À reportagem não conseguiu contato com a defesa do policial. O espaço está aberto para manifestações.
Protesto em condomínio
Nesta terça-feira (5), um grupo de motoboys e amigos de Nilton fizeram uma manifestação na frente do condomínio onde o PM mora, em Vila Valqueire, Zona Oeste do Rio. Segundo um entregador, que preferiu não se identificar, o protesto serviu para pedir Justiça ao companheiro de profissão e auxílio ao Ifood.
"Isso [violência contra entregadores] acontece frequentemente, mas não nessa proporção que chegou agora com o Nilton. Tem essas discussões. Eu particularmente não enfrentei casos de agressão, mas palavras de baixo calão acontecem. O cliente vem xingando e ameaçando e nós entregadores respondemos no mesmo nível porque não seremos oprimidos. A manifestação e o protesto foi todo lá. Foi pacífico, nada de quebra-quebra, nada de alvoroço. Quem foi agiu com os conformes. Foi só uma manifestação buscando por Justiça e buscando uma resposta do Ifood para nós entregadores. Nós precisamos de auxílio. Quando a gente precisa desse suporte, a gente não tem", disse o motoboy.
Depois do protesto, os manifestantes foram até o Hospital Municipal Salgado Filho, onde o entregador está internado, para doar sangue, mas não conseguiram devido ao limite de doações diárias ter sido atingido na unidade.
O que diz o Ifood?
Após mais um episódio de violência contra entregadores, O DIA conversou com a gerente de impacto social do Ifood, Tatiane Alves, que repudiou o caso e esclareceu que a empresa está à disposição da família.
"O que aconteceu com o Nilton é inaceitável, condenável e a gente espera que não fique impune. Já entramos em contato com a família e nos colocamos a disposição no que for necessário, oferecendo apoio jurídico e psicológico. Vamos continuar acompanhando de perto para prestar todo suporte", disse.
Em relação ao cliente, ele já foi banido da plataforma. "O Ifood tem uma política contra discriminação e violência onde a gente prevê quais condutas não são aceitas, como a gente age em relação aos agressores e também para proteger a vítima.

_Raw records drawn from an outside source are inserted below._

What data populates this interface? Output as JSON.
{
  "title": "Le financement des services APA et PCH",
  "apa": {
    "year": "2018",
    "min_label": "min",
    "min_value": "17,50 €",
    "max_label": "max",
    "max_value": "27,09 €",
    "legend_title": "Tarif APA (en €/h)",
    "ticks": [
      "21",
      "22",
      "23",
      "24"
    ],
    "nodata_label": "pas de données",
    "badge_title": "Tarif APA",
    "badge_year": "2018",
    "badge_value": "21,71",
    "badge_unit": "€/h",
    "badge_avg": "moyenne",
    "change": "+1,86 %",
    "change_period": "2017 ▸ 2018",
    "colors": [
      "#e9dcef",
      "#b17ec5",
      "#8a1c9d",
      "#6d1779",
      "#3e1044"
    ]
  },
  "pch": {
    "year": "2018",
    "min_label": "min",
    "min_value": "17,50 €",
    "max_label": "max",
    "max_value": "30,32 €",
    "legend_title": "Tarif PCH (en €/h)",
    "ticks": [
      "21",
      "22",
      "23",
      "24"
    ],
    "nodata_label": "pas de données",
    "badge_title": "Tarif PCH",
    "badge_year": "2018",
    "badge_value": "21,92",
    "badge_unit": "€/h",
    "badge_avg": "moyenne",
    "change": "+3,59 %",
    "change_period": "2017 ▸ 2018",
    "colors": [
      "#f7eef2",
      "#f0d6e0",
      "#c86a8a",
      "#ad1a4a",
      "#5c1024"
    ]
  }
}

Então já tomamos as medidas para desativar a conta e prestar todo suporte a família do Nilton", reforçou Tatiane.
Ainda segundo a gerente comercial, a empresa tem um projeto de apoio jurídico e psicológico aos entregadores, com possibilidade de atendimento presencial no edifício sede das Black Sisters in Law (BSL) - coletivo de advogadas negras - que fornece assistência para profissionais vítimas de qualquer tipo de violência.
"Dentro do aplicativo existe uma possibilidade de reporte de casos graves, então basta o entregador descrever o caso e uma pessoa do time do ifood entra em contato, faz o primeiro acolhimento e depois oferece apoio. Quando o entregador aceita, uma sister, que é uma advogada do projeto, entra em contato com ele", explica.

Dentre os casos que recebem apoio são os de discriminação, ameaça, agressão física e que envolvam violência sexual.
"No Rio, especificamente, esse ano inauguramos um espaço na Penha, onde os entregadores podem se dirigir para reportar esses casos, sem nem precisar reportar na plataforma, pode ir lá direto que vai ter atendimento por uma advogada. Todos os casos elegíveis são atendimentos, para quem mora longe, a gente entra em contato, disponibiliza uma advogada mais perto e sessões de psicoterapia online", disse.
Por fim, Tatiane reforçou que os entregadores e clientes são orientados a realizarem e receberem a entrega no primeiro ponto de contato, ou seja, se for em uma residência, no portão, se for em um condomínio na portaria.
Além disso, o Ifood também tem uma parceria com o Secovi Rio (Sindicato da Habitação do Rio de Janeiro), para conscientização de moradores e capacitação de porteiros e síndicos de condomínios da cidade. Em algumas cidades como Fortaleza, por exemplo, esse pedido virou lei.